Und das, was ich jetzt mache, dieses Schulen und Leuten etwas beibringen und sie dahin bringen, wo sie hinwollen, mit ihrer Wirkung, mit ihrer Körpersprache, mit allem: Ich will sympathischer wirken oder ich will kompetenter wirken. Oder ich will kein Lampenfieber mehr haben und lauter solche Sachen. Das bringe ich den Leuten bei. Und das berührendste, was mir passiert ist: Ganz am Anfang war, dass ich jemanden gecoacht habe. Und er hat mir zwei Jahre später eine Email geschrieben, in der stand: Yvonne, Du hast mein Leben verändert. Und da ist mir so warm geworden. Das war für mich der ausschlaggebende Punkt, wo ich gesagt habe: Ja, das will ich. Ich will nicht eine Autogrammkarte unterschreiben, wo ich nicht weiß, wer ist dahinter, wer will das? Sondern ich will solche Mails bekommen. Ich will, dass ich jemandem wirklich was geben kann. Und das kann man als Schauspieler eher schwieriger, aber als Trainer schon.

 

[00:06:25.990] – Sonia Schütter

Das ist aber auch eine tolle Mail. Ich glaube, wenn man sowas bekommen hat, oh das ist schön.

 

[00:06:31.750] – Yvonne de Bark

Ja.

 

[00:06:35.970] – Sonia Schütter

Das ist ja jetzt im Moment eher so, dass wir nicht in Präsenz auftreten müssen, sondern eher so dieses digitale im Vordergrund steht. Was sind für Dich so die gröbsten Unterschiede? Beim in Präsenz irgendwo auftreten, da fühlen sich viele erst mal sicherer, weil das vielleicht eher die Gewohnheit ist. Aber so nur vor einem Computer zu sitzen, ist vielleicht doch eher noch so eine Herausforderung, oder? Wie ist das bei Dir? Wie siehst du das bei Deinen Klienten?

 

[00:07:09.520] – Yvonne de Bark

Ich glaube, ich habe ja… in diesen letzten zwei Jahren habe ich als Corona plötzlich anfing… Als die Pandemie anfing, musste ich ja auch von heut auf morgen umstellen, weil alle Präsenz-Termine, alle Auftritte… ich bin ja durch ganz Deutschland und auch noch weiter gereist und die waren plötzlich weg. Weg. So wie es ganz vielen anderen ging. Und dann habe ich überlegt: Was kannst Du? Ach so, ja, ich war ja 30 Jahre vor der Kamera.
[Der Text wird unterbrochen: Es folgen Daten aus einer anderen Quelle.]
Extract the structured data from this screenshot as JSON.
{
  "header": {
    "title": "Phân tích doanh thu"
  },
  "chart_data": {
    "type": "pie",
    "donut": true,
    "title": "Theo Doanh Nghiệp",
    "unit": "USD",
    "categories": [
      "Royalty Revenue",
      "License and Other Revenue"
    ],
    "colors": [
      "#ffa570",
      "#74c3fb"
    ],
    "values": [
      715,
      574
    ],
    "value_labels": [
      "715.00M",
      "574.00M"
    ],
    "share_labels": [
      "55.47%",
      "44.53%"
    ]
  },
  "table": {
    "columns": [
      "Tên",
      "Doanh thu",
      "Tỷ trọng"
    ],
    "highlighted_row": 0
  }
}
Ja, das kann ich, weil jetzt sitzen ja alle vor der Kamera. Und dann habe ich ein Konzept entwickelt und habe einen Kurs gemacht und ja, und habe das geschult.

18.000 Menschen habe ich geschult, inzwischen vor der Kamera, in über 900 Trainings und was weiß ich noch wie viele Vorträge. Und so weiter. So die größten Unterschiede sind: Wir sind uns nicht bewusst, dass der andere uns sieht. Das ist das, weil die riechen den anderen nicht. Wir kriegen keinen Blickkontakt. Müssen wir überlegen. Die meisten glotzen an der Linse vorbei und schauen so nebendran.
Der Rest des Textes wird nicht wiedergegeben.